Japanese scientists have made a paper-like, polymer-based rechargeable battery.
With recent advances in the technology of portable electronic devices, there is demand for flexible batteries to power them.
The battery, designed by Hiroyuki Nishide, Hiroaki Konishi and Takeo Suga at Waseda University, has an electrode made from a redox-active organic polymer film about 200 nanometres thick. The polymer has nitroxide radical groups which act as charge carriers.
"The power rate performance is strikingly high - it only takes one minute to fully charge the battery"
- Hiroyuki Nishide, Waseda University
The battery has a high charge/discharge capacity because of its high radical density (two radicals for each repeat unit). According to Nishide, this is just one of many advantages the 'organic radical' battery has over other organic-based materials which are limited by the amount of doping.
'The power rate performance is strikingly high - it only takes one minute to fully charge the battery,' said Nishide, 'and it has a long cycle life, often exceeding 1000 cycles.'
Nishide's team made the thin polymer film by a solution-processable method: a soluble polymer, polynorborene with pendant nitroxide radical groups, is spin coated onto a surface. On UV irradiation, the polymer becomes crosslinked with the help of a bis(azide) crosslinking agent.

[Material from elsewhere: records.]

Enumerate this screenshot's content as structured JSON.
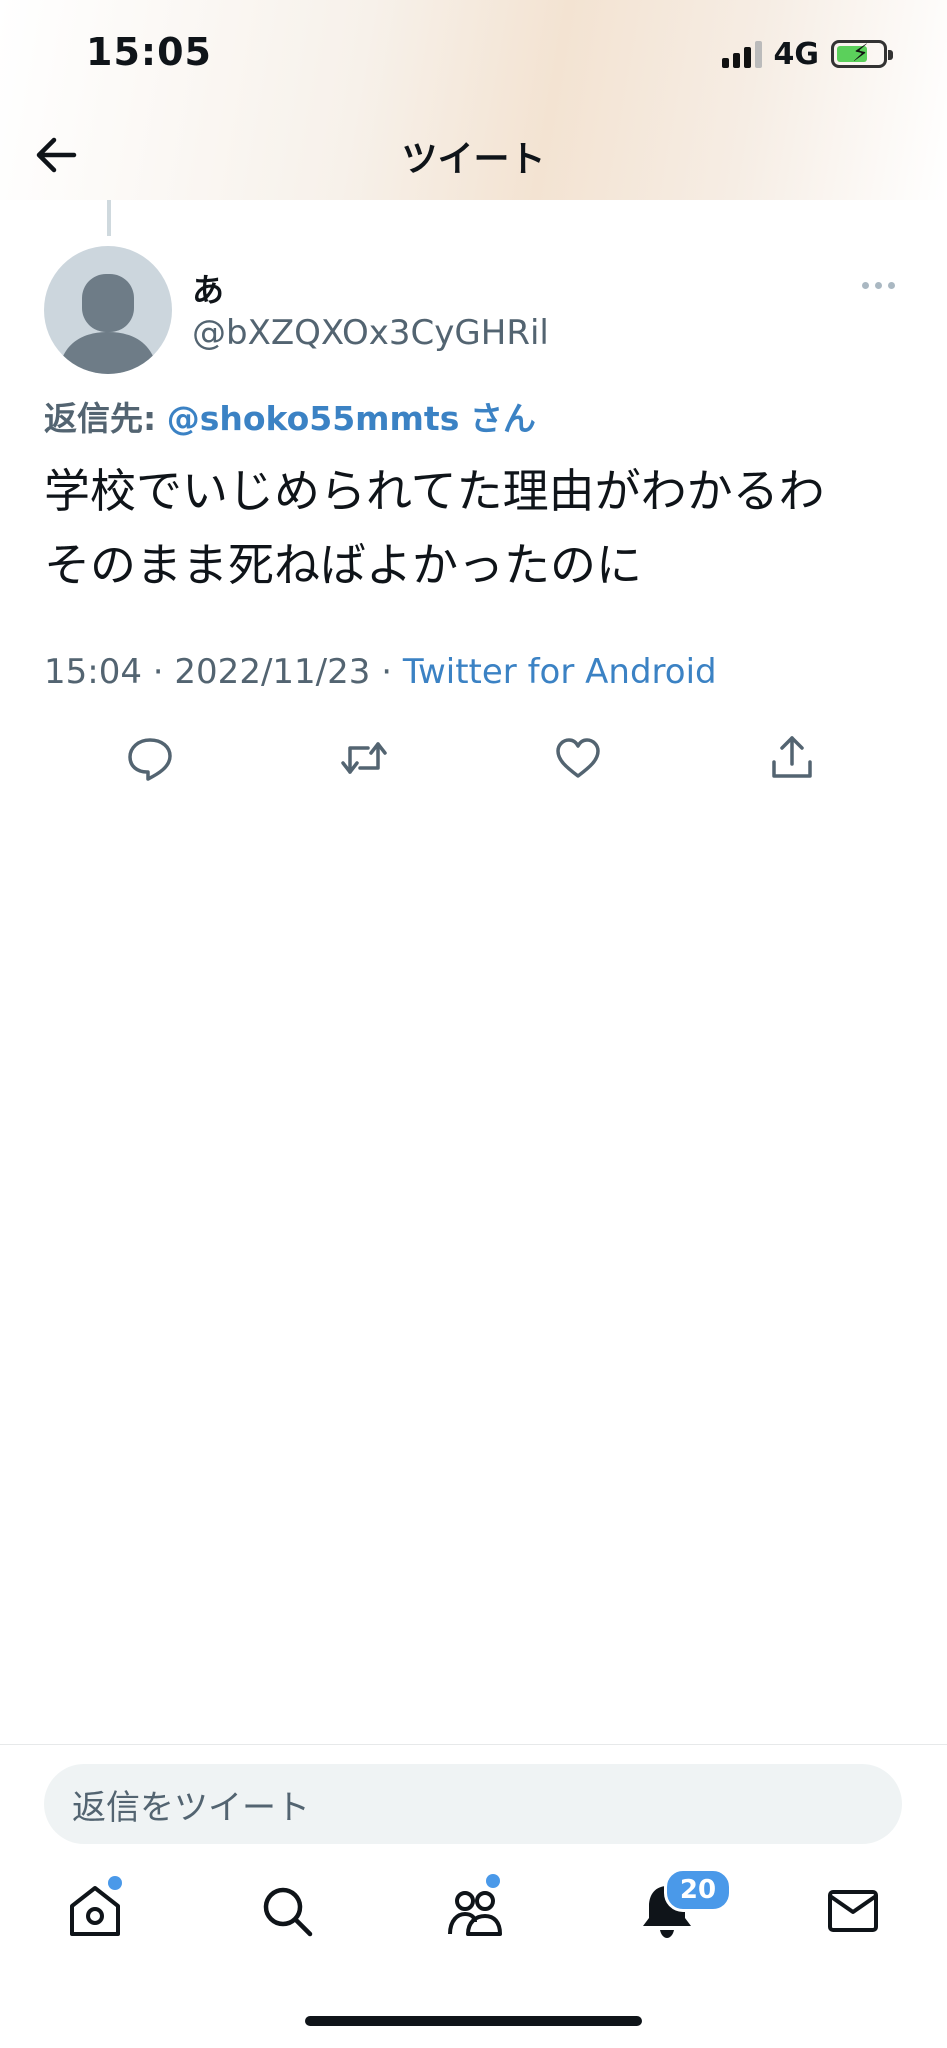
{
  "status_bar": {
    "time": "15:05",
    "network": "4G"
  },
  "header": {
    "title": "ツイート"
  },
  "tweet": {
    "author_name": "あ",
    "author_handle": "@bXZQXOx3CyGHRil",
    "reply_label": "返信先:",
    "reply_mention": "@shoko55mmts",
    "reply_suffix": "さん",
    "text_lines": [
      "学校でいじめられてた理由がわかるわ",
      "そのまま死ねばよかったのに"
    ],
    "time": "15:04",
    "date": "2022/11/23",
    "separator": "·",
    "source": "Twitter for Android"
  },
  "reply_box": {
    "placeholder": "返信をツイート"
  },
  "tabbar": {
    "notifications_badge": "20"
  },
  "colors": {
    "accent": "#4a99e9",
    "link": "#3b82c4",
    "muted": "#536471",
    "battery": "#5bd05b"
  },
  "icons": [
    "back-arrow-icon",
    "more-icon",
    "reply-icon",
    "retweet-icon",
    "like-icon",
    "share-icon",
    "home-icon",
    "search-icon",
    "communities-icon",
    "bell-icon",
    "mail-icon"
  ]
}
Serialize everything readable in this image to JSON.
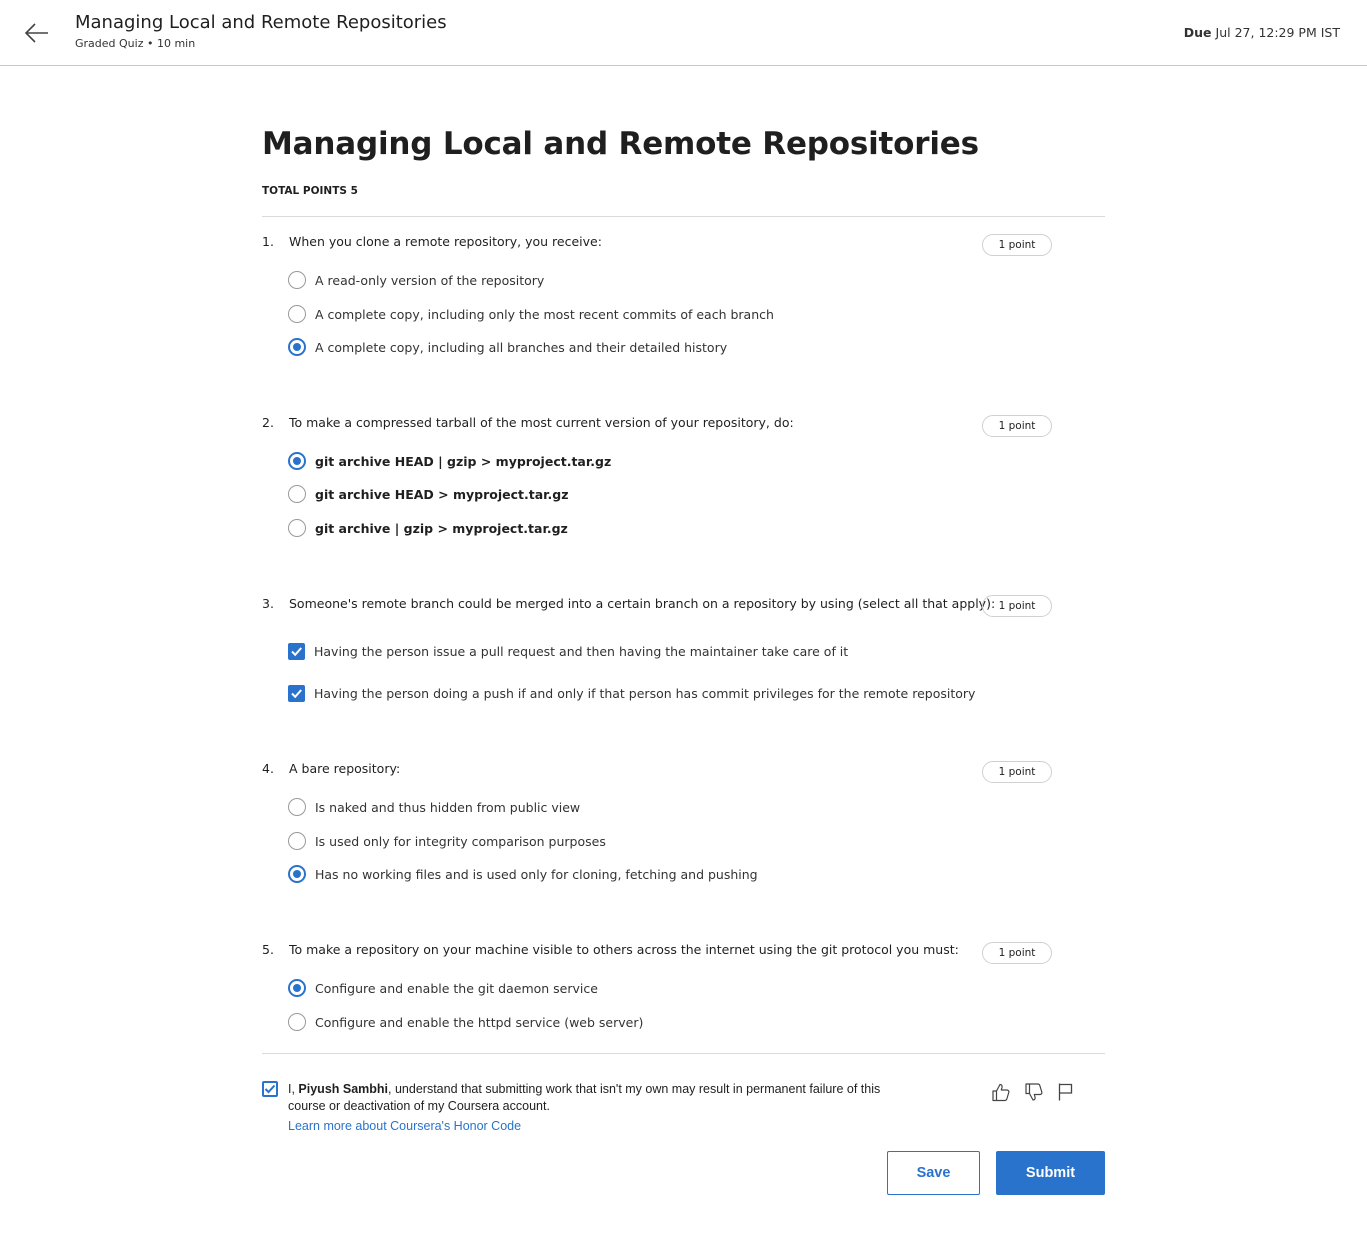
{
  "header": {
    "title": "Managing Local and Remote Repositories",
    "subtitle": "Graded Quiz • 10 min",
    "due_label": "Due",
    "due_value": "Jul 27, 12:29 PM IST"
  },
  "quiz": {
    "title": "Managing Local and Remote Repositories",
    "total_points": "TOTAL POINTS 5"
  },
  "questions": [
    {
      "number": "1.",
      "text": "When you clone a remote repository, you receive:",
      "points": "1 point",
      "type": "radio",
      "options": [
        {
          "label": "A read-only version of the repository",
          "selected": false
        },
        {
          "label": "A complete copy, including only the most recent commits of each branch",
          "selected": false
        },
        {
          "label": "A complete copy, including all branches and their detailed history",
          "selected": true
        }
      ]
    },
    {
      "number": "2.",
      "text": "To make a compressed tarball of the most current version of your repository, do:",
      "points": "1 point",
      "type": "radio",
      "options": [
        {
          "label": "git archive HEAD | gzip > myproject.tar.gz",
          "selected": true
        },
        {
          "label": "git archive HEAD > myproject.tar.gz",
          "selected": false
        },
        {
          "label": "git archive | gzip > myproject.tar.gz",
          "selected": false
        }
      ]
    },
    {
      "number": "3.",
      "text": "Someone's remote branch could be merged into a certain branch on a repository by using (select all that apply):",
      "points": "1 point",
      "type": "checkbox",
      "options": [
        {
          "label": "Having the person issue a pull request and then having the maintainer take care of it",
          "selected": true
        },
        {
          "label": "Having the person doing a push if and only if that person has commit privileges for the remote repository",
          "selected": true
        }
      ]
    },
    {
      "number": "4.",
      "text": "A bare repository:",
      "points": "1 point",
      "type": "radio",
      "options": [
        {
          "label": "Is naked and thus hidden from public view",
          "selected": false
        },
        {
          "label": "Is used only for integrity comparison purposes",
          "selected": false
        },
        {
          "label": "Has no working files and is used only for cloning, fetching and pushing",
          "selected": true
        }
      ]
    },
    {
      "number": "5.",
      "text": "To make a repository on your machine visible to others across the internet using the git protocol you must:",
      "points": "1 point",
      "type": "radio",
      "options": [
        {
          "label": "Configure and enable the git daemon service",
          "selected": true
        },
        {
          "label": "Configure and enable the httpd service (web server)",
          "selected": false
        }
      ]
    }
  ],
  "honor": {
    "prefix": "I, ",
    "name": "Piyush Sambhi",
    "suffix": ", understand that submitting work that isn't my own may result in permanent failure of this course or deactivation of my Coursera account.",
    "link": "Learn more about Coursera's Honor Code",
    "checked": true
  },
  "actions": {
    "save": "Save",
    "submit": "Submit"
  },
  "icons": [
    "back-arrow-icon",
    "thumbs-up-icon",
    "thumbs-down-icon",
    "flag-icon"
  ],
  "colors": {
    "accent": "#2a73cc"
  }
}
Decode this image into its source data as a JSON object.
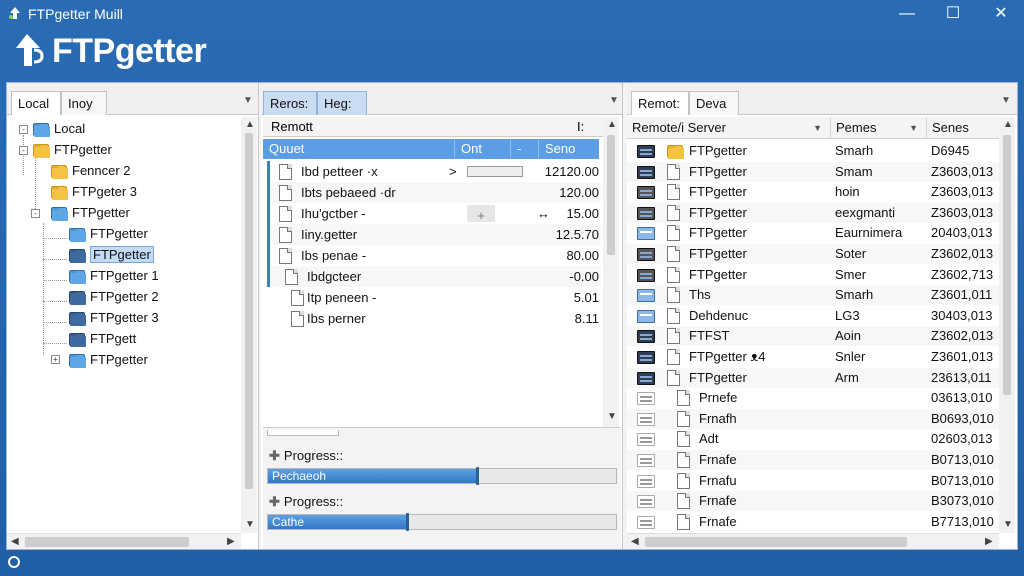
{
  "window": {
    "title": "FTPgetter Muill",
    "brand": "FTPgetter",
    "controls": {
      "minimize": "—",
      "maximize": "☐",
      "close": "✕"
    }
  },
  "left_pane": {
    "tabs": [
      {
        "label": "Local"
      },
      {
        "label": "Inoy"
      }
    ],
    "tree": [
      {
        "label": "Local",
        "icon": "folder-blue-icon"
      },
      {
        "label": "FTPgetter",
        "icon": "folder-yellow-icon"
      },
      {
        "label": "Fenncer 2",
        "icon": "folder-yellow-icon"
      },
      {
        "label": "FTPgeter 3",
        "icon": "folder-yellow-icon"
      },
      {
        "label": "FTPgetter",
        "icon": "folder-blue-icon"
      },
      {
        "label": "FTPgetter",
        "icon": "folder-blue-icon"
      },
      {
        "label": "FTPgetter",
        "icon": "folder-dark-icon",
        "selected": true
      },
      {
        "label": "FTPgetter 1",
        "icon": "folder-blue-icon"
      },
      {
        "label": "FTPgetter 2",
        "icon": "folder-dark-icon"
      },
      {
        "label": "FTPgetter 3",
        "icon": "folder-dark-icon"
      },
      {
        "label": "FTPgett",
        "icon": "folder-dark-icon"
      },
      {
        "label": "FTPgetter",
        "icon": "folder-blue-icon"
      }
    ]
  },
  "middle_pane": {
    "tabs": [
      {
        "label": "Reros:"
      },
      {
        "label": "Heg:"
      }
    ],
    "header_label": "Remott",
    "header_right": "I:",
    "queue_columns": [
      "Quuet",
      "Ont",
      "-",
      "Seno"
    ],
    "queue": [
      {
        "name": "Ibd petteer ·x",
        "value": "12120.00",
        "action": ">"
      },
      {
        "name": "Ibts pebaeed ·dr",
        "value": "120.00",
        "action": ""
      },
      {
        "name": "Ihu'gctber -",
        "value": "15.00",
        "action": "↔"
      },
      {
        "name": "Iiny.getter",
        "value": "12.5.70",
        "action": ""
      },
      {
        "name": "Ibs penae -",
        "value": "80.00",
        "action": ""
      },
      {
        "name": "Ibdgcteer",
        "value": "-0.00",
        "action": ""
      },
      {
        "name": "Itp peneen -",
        "value": "5.01",
        "action": ""
      },
      {
        "name": "Ibs perner",
        "value": "8.11",
        "action": ""
      }
    ],
    "progress": [
      {
        "label": "Progress::",
        "bar_text": "Pechaeoh",
        "fraction": 0.6
      },
      {
        "label": "Progress::",
        "bar_text": "Cathe",
        "fraction": 0.4
      }
    ]
  },
  "right_pane": {
    "tabs": [
      {
        "label": "Remot:"
      },
      {
        "label": "Deva"
      }
    ],
    "columns": [
      "Remote/i Server",
      "Pemes",
      "Senes"
    ],
    "rows": [
      {
        "name": "FTPgetter",
        "col2": "Smarh",
        "col3": "D6945",
        "icon": "folder"
      },
      {
        "name": "FTPgetter",
        "col2": "Smam",
        "col3": "Z3603,013",
        "icon": "file"
      },
      {
        "name": "FTPgetter",
        "col2": "hoin",
        "col3": "Z3603,013",
        "icon": "file"
      },
      {
        "name": "FTPgetter",
        "col2": "eexgmanti",
        "col3": "Z3603,013",
        "icon": "file"
      },
      {
        "name": "FTPgetter",
        "col2": "Eaurnimera",
        "col3": "20403,013",
        "icon": "file"
      },
      {
        "name": "FTPgetter",
        "col2": "Soter",
        "col3": "Z3602,013",
        "icon": "file"
      },
      {
        "name": "FTPgetter",
        "col2": "Smer",
        "col3": "Z3602,713",
        "icon": "file"
      },
      {
        "name": "Ths",
        "col2": "Smarh",
        "col3": "Z3601,011",
        "icon": "file"
      },
      {
        "name": "Dehdenuc",
        "col2": "LG3",
        "col3": "30403,013",
        "icon": "file"
      },
      {
        "name": "FTFST",
        "col2": "Aoin",
        "col3": "Z3602,013",
        "icon": "file"
      },
      {
        "name": "FTPgetter ᴥ4",
        "col2": "Snler",
        "col3": "Z3601,013",
        "icon": "file"
      },
      {
        "name": "FTPgetter",
        "col2": "Arm",
        "col3": "23613,011",
        "icon": "file"
      },
      {
        "name": "Prnefe",
        "col2": "",
        "col3": "03613,010",
        "icon": "file"
      },
      {
        "name": "Frnafh",
        "col2": "",
        "col3": "B0693,010",
        "icon": "file"
      },
      {
        "name": "Adt",
        "col2": "",
        "col3": "02603,013",
        "icon": "file"
      },
      {
        "name": "Frnafe",
        "col2": "",
        "col3": "B0713,010",
        "icon": "file"
      },
      {
        "name": "Frnafu",
        "col2": "",
        "col3": "B0713,010",
        "icon": "file"
      },
      {
        "name": "Frnafe",
        "col2": "",
        "col3": "B3073,010",
        "icon": "file"
      },
      {
        "name": "Frnafe",
        "col2": "",
        "col3": "B7713,010",
        "icon": "file"
      }
    ]
  }
}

A drawback of some organic radical polymers is their solubility in the electrolyte solution which results in self-discharging of the battery; however, the polymer needs to be soluble so it can be spin-coated. The photocrosslinking method used by Nishide overcomes this problem and makes the polymer mechanically tough - this has been a challenging step, said Nishide, as most crosslinking reactions are sensitive to the nitroxide radical.
Peter Skabara, an expert in electroactive materials at the University of Strathclyde, UK, praised the high stability and fabrication strategy of the polymer-based battery. 'The plastic battery plays a part in ensuring that organic device technologies can function in thin film, flexible form as a complete package,' said Skabara. 'However, these materials will not give slow energy release, which limits them to capacitor applications,' he continued. 'The polymers can undergo rapid charging/discharging which will be useful in delivering burst power.'
Nishide envisages that the organic radical battery could be used in pocket-sized integrated circuit cards, used for memory storage and microprocessing, within the next three years.
'In the future, these batteries may be used in applications that require high-power capability rather than high-energy density, such as a battery in electronic devices and motor drive assistance in electric vehicles,' said Nishide.